@Jennifer1984 Said
I think we would all like to pass out of this world looking at peace. No awful grimaces or pain contorted faces and death rattles gargling out from the deepest parts of the throat.
I've never actually watched anybody die and although I know it's inevitable that at least some of my loved ones are likely to pass before I do, I hope that if mine is the last hand they ever hold, or my eyes are the last they ever look into, then all I'll see is a peaceful transition take place.
Not that I'm squeamish. I've seen the inside of a number of human bodies and it isn't pretty. And by the cringe, we smell bloody awful inside.
But we want the last moments of those we love to be content, or happy, or peaceful or whatever, not wracked in pain and suffering.
Art can often imitate life, but it does tend to turn death into a melodrama and I think that does the dying a disservice. It makes their final moments into entertainment when in truth they should be intimate, personal and in a strange way, joyous.
It's not impossible that somebody can be glad for the life they've had and take the view that, now it's ending, it was good while it lasted so be happy at that.
Be glad that you're surrounded by familiar things and the people who love you.

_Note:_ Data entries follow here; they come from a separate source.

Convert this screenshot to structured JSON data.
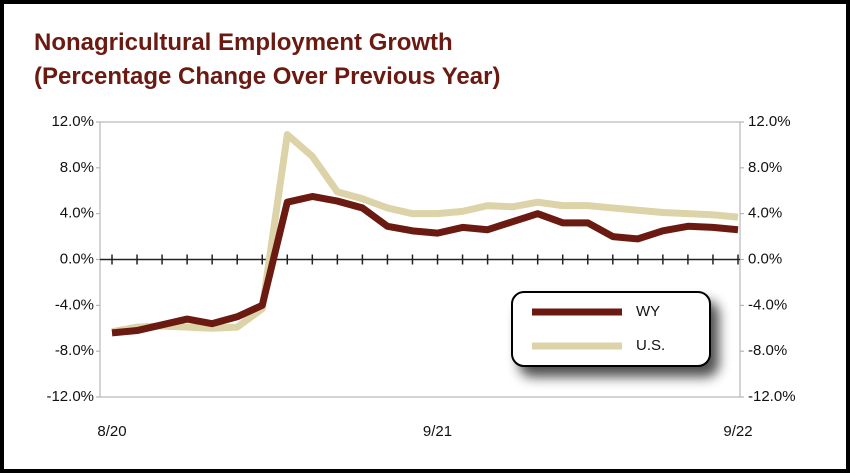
{
  "chart_data": {
    "type": "line",
    "title": "Nonagricultural Employment Growth",
    "subtitle": "(Percentage Change Over Previous Year)",
    "categories": [
      "8/20",
      null,
      null,
      null,
      null,
      null,
      null,
      null,
      null,
      null,
      null,
      null,
      null,
      "9/21",
      null,
      null,
      null,
      null,
      null,
      null,
      null,
      null,
      null,
      null,
      null,
      "9/22"
    ],
    "series": [
      {
        "name": "WY",
        "color": "#6b1a12",
        "values": [
          -6.4,
          -6.2,
          -5.7,
          -5.2,
          -5.6,
          -5.0,
          -4.0,
          5.0,
          5.5,
          5.1,
          4.5,
          2.9,
          2.5,
          2.3,
          2.8,
          2.6,
          3.3,
          4.0,
          3.2,
          3.2,
          2.0,
          1.8,
          2.5,
          2.9,
          2.8,
          2.6
        ]
      },
      {
        "name": "U.S.",
        "color": "#ddd3a8",
        "values": [
          -6.3,
          -5.9,
          -5.8,
          -5.9,
          -6.0,
          -5.9,
          -4.3,
          10.9,
          9.0,
          5.9,
          5.3,
          4.5,
          4.0,
          4.0,
          4.2,
          4.7,
          4.6,
          5.0,
          4.7,
          4.7,
          4.5,
          4.3,
          4.1,
          4.0,
          3.9,
          3.7
        ]
      }
    ],
    "ylim": [
      -12,
      12
    ],
    "yticks": [
      {
        "value": -12,
        "label": "-12.0%"
      },
      {
        "value": -8,
        "label": "-8.0%"
      },
      {
        "value": -4,
        "label": "-4.0%"
      },
      {
        "value": 0,
        "label": "0.0%"
      },
      {
        "value": 4,
        "label": "4.0%"
      },
      {
        "value": 8,
        "label": "8.0%"
      },
      {
        "value": 12,
        "label": "12.0%"
      }
    ],
    "y2lim": [
      -12,
      12
    ],
    "y2ticks": [
      {
        "value": -12,
        "label": "-12.0%"
      },
      {
        "value": -8,
        "label": "-8.0%"
      },
      {
        "value": -4,
        "label": "-4.0%"
      },
      {
        "value": 0,
        "label": "0.0%"
      },
      {
        "value": 4,
        "label": "4.0%"
      },
      {
        "value": 8,
        "label": "8.0%"
      },
      {
        "value": 12,
        "label": "12.0%"
      }
    ],
    "legend": "lower right"
  }
}
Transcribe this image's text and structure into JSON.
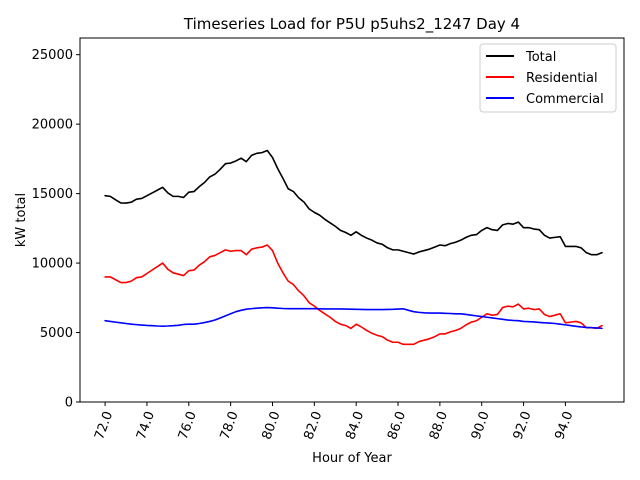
{
  "chart_data": {
    "type": "line",
    "title": "Timeseries Load for P5U p5uhs2_1247  Day 4",
    "xlabel": "Hour of Year",
    "ylabel": "kW total",
    "xlim": [
      70.8,
      96.8
    ],
    "ylim": [
      0,
      26200
    ],
    "grid": false,
    "legend_position": "top-right",
    "x_ticks": [
      72,
      74,
      76,
      78,
      80,
      82,
      84,
      86,
      88,
      90,
      92,
      94
    ],
    "x_tick_labels": [
      "72.0",
      "74.0",
      "76.0",
      "78.0",
      "80.0",
      "82.0",
      "84.0",
      "86.0",
      "88.0",
      "90.0",
      "92.0",
      "94.0"
    ],
    "y_ticks": [
      0,
      5000,
      10000,
      15000,
      20000,
      25000
    ],
    "y_tick_labels": [
      "0",
      "5000",
      "10000",
      "15000",
      "20000",
      "25000"
    ],
    "x_start": 72.0,
    "x_step": 0.25,
    "series": [
      {
        "name": "Total",
        "color": "#000000",
        "values": [
          14850,
          14800,
          14550,
          14330,
          14320,
          14380,
          14600,
          14650,
          14850,
          15050,
          15250,
          15450,
          15050,
          14800,
          14800,
          14720,
          15100,
          15150,
          15500,
          15800,
          16200,
          16400,
          16750,
          17150,
          17200,
          17350,
          17550,
          17300,
          17750,
          17900,
          17950,
          18100,
          17600,
          16800,
          16100,
          15350,
          15150,
          14700,
          14400,
          13900,
          13650,
          13450,
          13150,
          12900,
          12650,
          12350,
          12200,
          12000,
          12250,
          12000,
          11800,
          11650,
          11450,
          11350,
          11100,
          10950,
          10950,
          10850,
          10750,
          10650,
          10800,
          10900,
          11000,
          11150,
          11300,
          11250,
          11400,
          11500,
          11650,
          11850,
          12000,
          12050,
          12350,
          12550,
          12400,
          12350,
          12750,
          12850,
          12800,
          12950,
          12550,
          12550,
          12450,
          12400,
          12000,
          11800,
          11850,
          11900,
          11200,
          11200,
          11200,
          11100,
          10750,
          10600,
          10600,
          10750
        ]
      },
      {
        "name": "Residential",
        "color": "#ff0000",
        "values": [
          9000,
          9000,
          8800,
          8600,
          8600,
          8700,
          8950,
          9000,
          9250,
          9500,
          9750,
          10000,
          9550,
          9300,
          9200,
          9100,
          9450,
          9500,
          9850,
          10100,
          10450,
          10550,
          10750,
          10950,
          10850,
          10900,
          10900,
          10600,
          11000,
          11100,
          11150,
          11300,
          10900,
          10000,
          9300,
          8700,
          8450,
          8000,
          7650,
          7150,
          6900,
          6600,
          6350,
          6100,
          5800,
          5600,
          5500,
          5300,
          5600,
          5400,
          5150,
          4950,
          4800,
          4700,
          4450,
          4300,
          4300,
          4150,
          4150,
          4150,
          4350,
          4450,
          4550,
          4700,
          4900,
          4900,
          5050,
          5150,
          5300,
          5550,
          5750,
          5850,
          6100,
          6350,
          6250,
          6300,
          6800,
          6900,
          6850,
          7050,
          6700,
          6750,
          6650,
          6700,
          6300,
          6150,
          6250,
          6350,
          5700,
          5750,
          5800,
          5700,
          5350,
          5350,
          5300,
          5500
        ]
      },
      {
        "name": "Commercial",
        "color": "#0000ff",
        "values": [
          5850,
          5800,
          5750,
          5700,
          5650,
          5600,
          5570,
          5540,
          5510,
          5490,
          5470,
          5460,
          5470,
          5490,
          5520,
          5580,
          5600,
          5600,
          5650,
          5720,
          5800,
          5900,
          6050,
          6200,
          6350,
          6500,
          6600,
          6680,
          6720,
          6750,
          6780,
          6800,
          6780,
          6750,
          6730,
          6720,
          6720,
          6720,
          6720,
          6720,
          6720,
          6710,
          6700,
          6700,
          6700,
          6700,
          6690,
          6680,
          6670,
          6660,
          6650,
          6650,
          6650,
          6650,
          6660,
          6670,
          6690,
          6710,
          6600,
          6500,
          6450,
          6420,
          6400,
          6400,
          6400,
          6380,
          6370,
          6350,
          6350,
          6300,
          6250,
          6200,
          6150,
          6100,
          6050,
          6000,
          5950,
          5900,
          5870,
          5850,
          5800,
          5780,
          5760,
          5730,
          5700,
          5680,
          5650,
          5600,
          5550,
          5500,
          5450,
          5400,
          5370,
          5350,
          5330,
          5300
        ]
      }
    ]
  }
}
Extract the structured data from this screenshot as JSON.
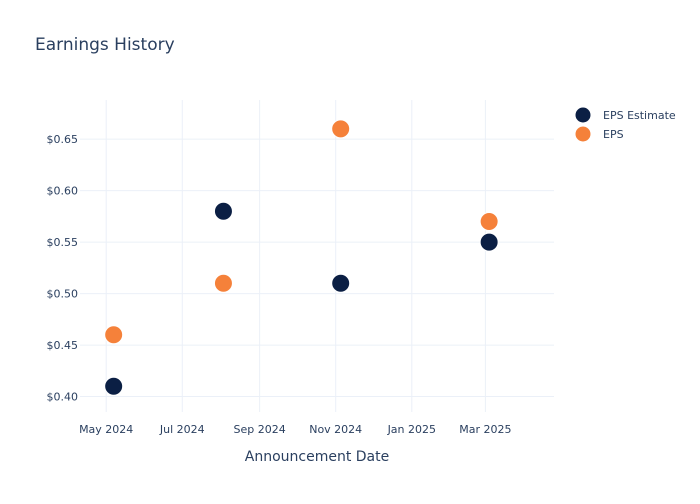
{
  "chart_data": {
    "type": "scatter",
    "title": "Earnings History",
    "xlabel": "Announcement Date",
    "ylabel": "",
    "x_axis_type": "date",
    "xlim": [
      "2024-04-10",
      "2025-04-25"
    ],
    "ylim": [
      0.385,
      0.688
    ],
    "grid": true,
    "legend_position": "top-right",
    "x_ticks": [
      {
        "date": "2024-05-01",
        "label": "May 2024"
      },
      {
        "date": "2024-07-01",
        "label": "Jul 2024"
      },
      {
        "date": "2024-09-01",
        "label": "Sep 2024"
      },
      {
        "date": "2024-11-01",
        "label": "Nov 2024"
      },
      {
        "date": "2025-01-01",
        "label": "Jan 2025"
      },
      {
        "date": "2025-03-01",
        "label": "Mar 2025"
      }
    ],
    "y_ticks": [
      {
        "value": 0.4,
        "label": "$0.40"
      },
      {
        "value": 0.45,
        "label": "$0.45"
      },
      {
        "value": 0.5,
        "label": "$0.50"
      },
      {
        "value": 0.55,
        "label": "$0.55"
      },
      {
        "value": 0.6,
        "label": "$0.60"
      },
      {
        "value": 0.65,
        "label": "$0.65"
      }
    ],
    "series": [
      {
        "name": "EPS Estimate",
        "color": "#0b1f44",
        "points": [
          {
            "x": "2024-05-07",
            "y": 0.41
          },
          {
            "x": "2024-08-03",
            "y": 0.58
          },
          {
            "x": "2024-11-05",
            "y": 0.51
          },
          {
            "x": "2025-03-04",
            "y": 0.55
          }
        ]
      },
      {
        "name": "EPS",
        "color": "#f5813a",
        "points": [
          {
            "x": "2024-05-07",
            "y": 0.46
          },
          {
            "x": "2024-08-03",
            "y": 0.51
          },
          {
            "x": "2024-11-05",
            "y": 0.66
          },
          {
            "x": "2025-03-04",
            "y": 0.57
          }
        ]
      }
    ]
  }
}
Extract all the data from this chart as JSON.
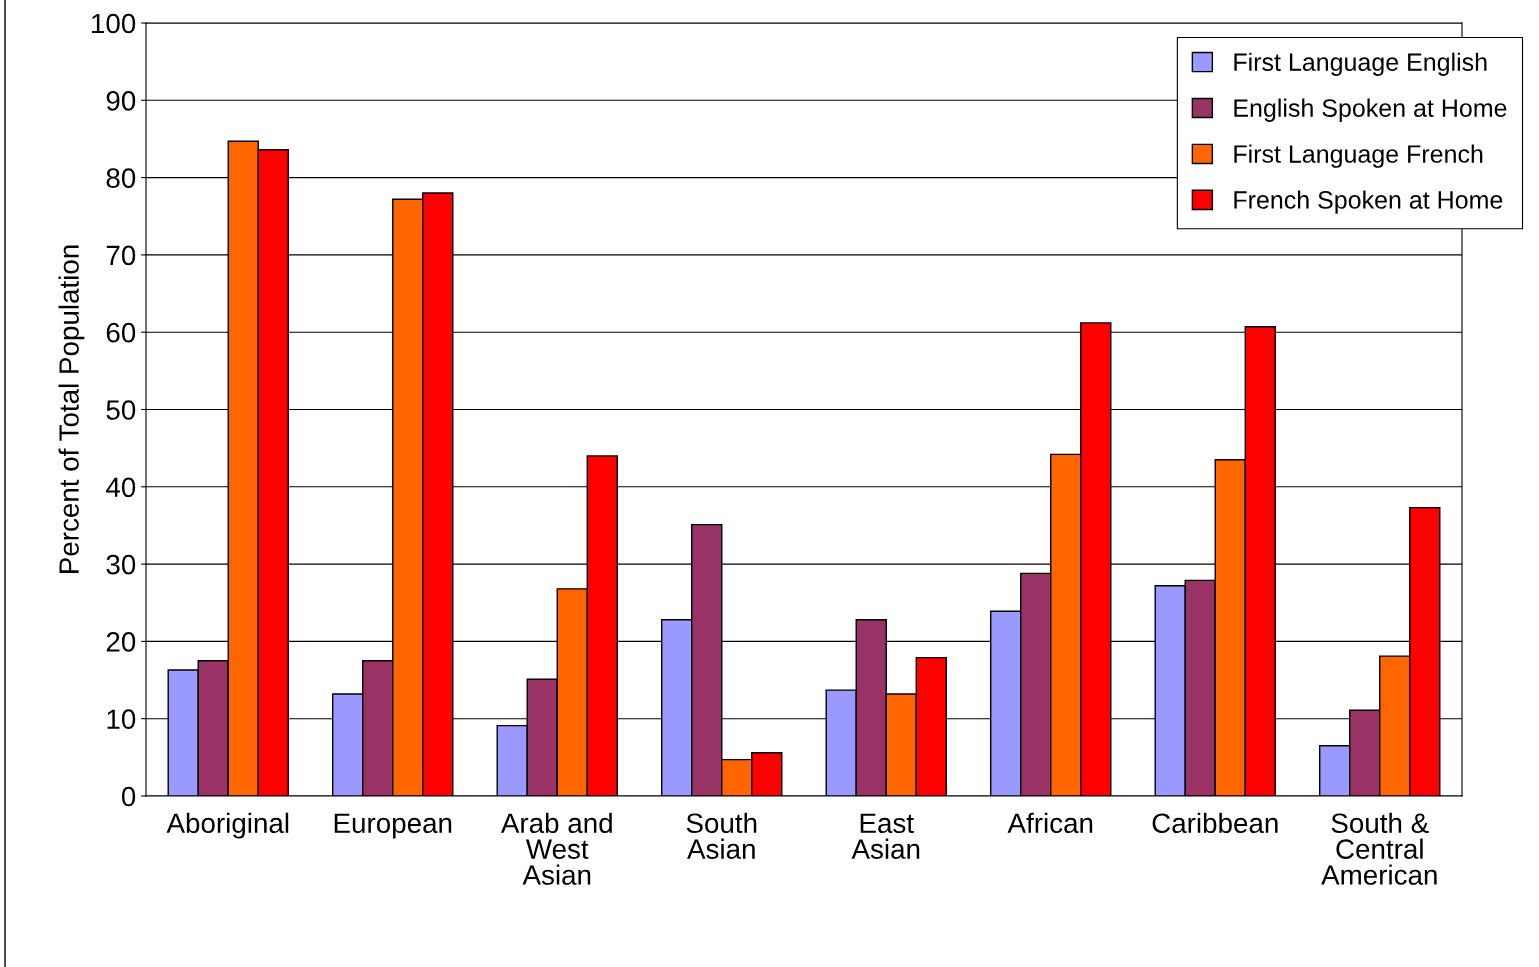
{
  "chart_data": {
    "type": "bar",
    "ylabel": "Percent of Total Population",
    "categories": [
      "Aboriginal",
      "European",
      "Arab and\nWest\nAsian",
      "South\nAsian",
      "East\nAsian",
      "African",
      "Caribbean",
      "South &\nCentral\nAmerican"
    ],
    "series": [
      {
        "name": "First Language English",
        "color": "#9999ff",
        "values": [
          16.3,
          13.2,
          9.1,
          22.8,
          13.7,
          23.9,
          27.2,
          6.5
        ]
      },
      {
        "name": "English Spoken at Home",
        "color": "#993366",
        "values": [
          17.5,
          17.5,
          15.1,
          35.1,
          22.8,
          28.8,
          27.9,
          11.1
        ]
      },
      {
        "name": "First Language French",
        "color": "#ff6600",
        "values": [
          84.7,
          77.2,
          26.8,
          4.7,
          13.2,
          44.2,
          43.5,
          18.1
        ]
      },
      {
        "name": "French Spoken at Home",
        "color": "#ff0000",
        "values": [
          83.6,
          78.0,
          44.0,
          5.6,
          17.9,
          61.2,
          60.7,
          37.3
        ]
      }
    ],
    "ylim": [
      0,
      100
    ],
    "yticks": [
      0,
      10,
      20,
      30,
      40,
      50,
      60,
      70,
      80,
      90,
      100
    ],
    "grid": "y",
    "legend": "top right"
  }
}
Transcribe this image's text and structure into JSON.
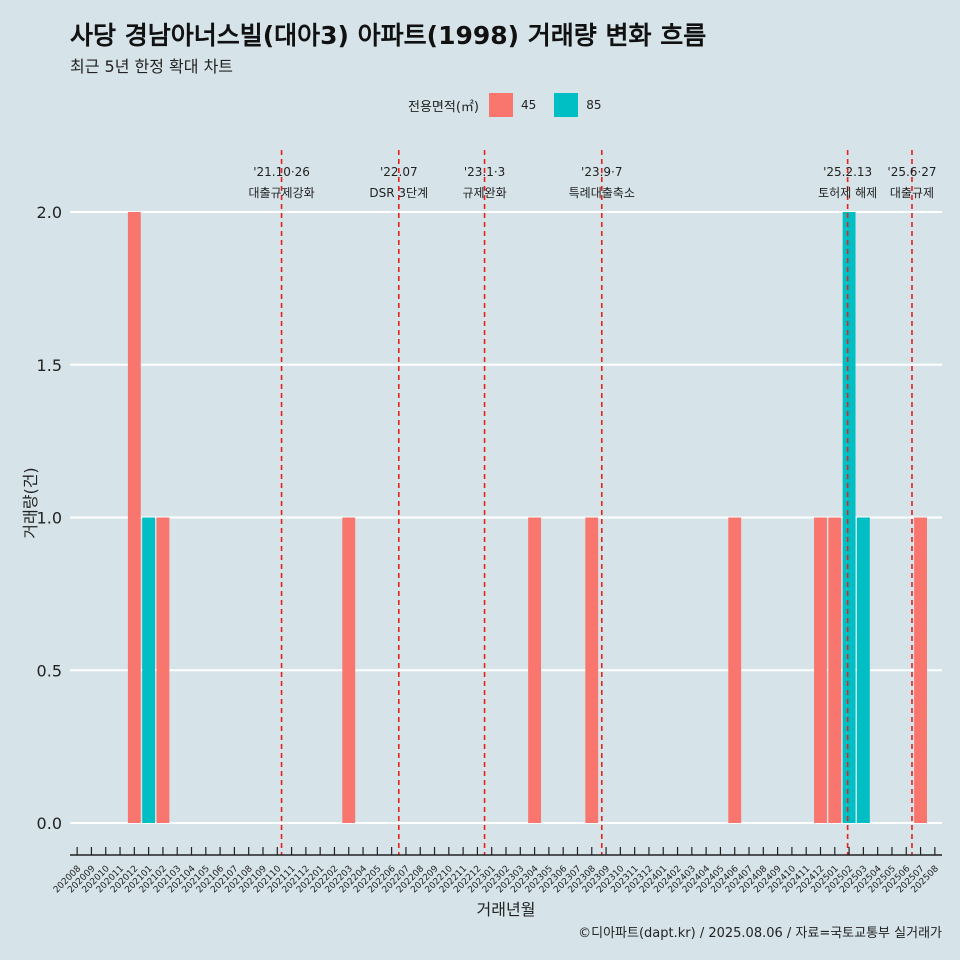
{
  "title": "사당 경남아너스빌(대아3) 아파트(1998) 거래량 변화 흐름",
  "subtitle": "최근 5년 한정 확대 차트",
  "caption": "©디아파트(dapt.kr) / 2025.08.06 / 자료=국토교통부 실거래가",
  "legend": {
    "title": "전용면적(㎡)",
    "items": [
      {
        "label": "45",
        "color": "#f8766d"
      },
      {
        "label": "85",
        "color": "#00bfc4"
      }
    ]
  },
  "chart_data": {
    "type": "bar",
    "xlabel": "거래년월",
    "ylabel": "거래량(건)",
    "ylim": [
      0,
      2
    ],
    "yticks": [
      "0.0",
      "0.5",
      "1.0",
      "1.5",
      "2.0"
    ],
    "categories": [
      "202008",
      "202009",
      "202010",
      "202011",
      "202012",
      "202101",
      "202102",
      "202103",
      "202104",
      "202105",
      "202106",
      "202107",
      "202108",
      "202109",
      "202110",
      "202111",
      "202112",
      "202201",
      "202202",
      "202203",
      "202204",
      "202205",
      "202206",
      "202207",
      "202208",
      "202209",
      "202210",
      "202211",
      "202212",
      "202301",
      "202302",
      "202303",
      "202304",
      "202305",
      "202306",
      "202307",
      "202308",
      "202309",
      "202310",
      "202311",
      "202312",
      "202401",
      "202402",
      "202403",
      "202404",
      "202405",
      "202406",
      "202407",
      "202408",
      "202409",
      "202410",
      "202411",
      "202412",
      "202501",
      "202502",
      "202503",
      "202504",
      "202505",
      "202506",
      "202507",
      "202508"
    ],
    "series": [
      {
        "name": "45",
        "color": "#f8766d",
        "points": [
          [
            "202012",
            2
          ],
          [
            "202102",
            1
          ],
          [
            "202203",
            1
          ],
          [
            "202304",
            1
          ],
          [
            "202308",
            1
          ],
          [
            "202406",
            1
          ],
          [
            "202412",
            1
          ],
          [
            "202501",
            1
          ],
          [
            "202507",
            1
          ]
        ]
      },
      {
        "name": "85",
        "color": "#00bfc4",
        "points": [
          [
            "202101",
            1
          ],
          [
            "202502",
            2
          ],
          [
            "202503",
            1
          ]
        ]
      }
    ],
    "annotations": [
      {
        "at": "202110",
        "offset": 0.8,
        "date": "'21.10·26",
        "text": "대출규제강화"
      },
      {
        "at": "202207",
        "offset": 0,
        "date": "'22.07",
        "text": "DSR 3단계"
      },
      {
        "at": "202301",
        "offset": 0,
        "date": "'23.1·3",
        "text": "규제완화"
      },
      {
        "at": "202309",
        "offset": 0.2,
        "date": "'23.9·7",
        "text": "특례대출축소"
      },
      {
        "at": "202502",
        "offset": 0.4,
        "date": "'25.2.13",
        "text": "토허제 해제"
      },
      {
        "at": "202506",
        "offset": 0.9,
        "date": "'25.6·27",
        "text": "대출규제"
      }
    ]
  }
}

Or, as some put it.... "Leave 'em laughing when you go." Oscar Wilde's last reported words were "Those curtains are awful, either they go or I do."
Gotta admit...that's funny.
Before I became a paramedic I had never seen anyone die. I believe people who work the streets (e.g., paramedics) see a lot more death than the average person.
I had an old nun once who had just been given the last rites. She could not have been happier. For some there is fear. In my experience a lot of people don't even realize they a dying. Of course I was out in the mud and the blood and the beer. I suspect that those in a clinical environment, who know what is happening, there is acceptance.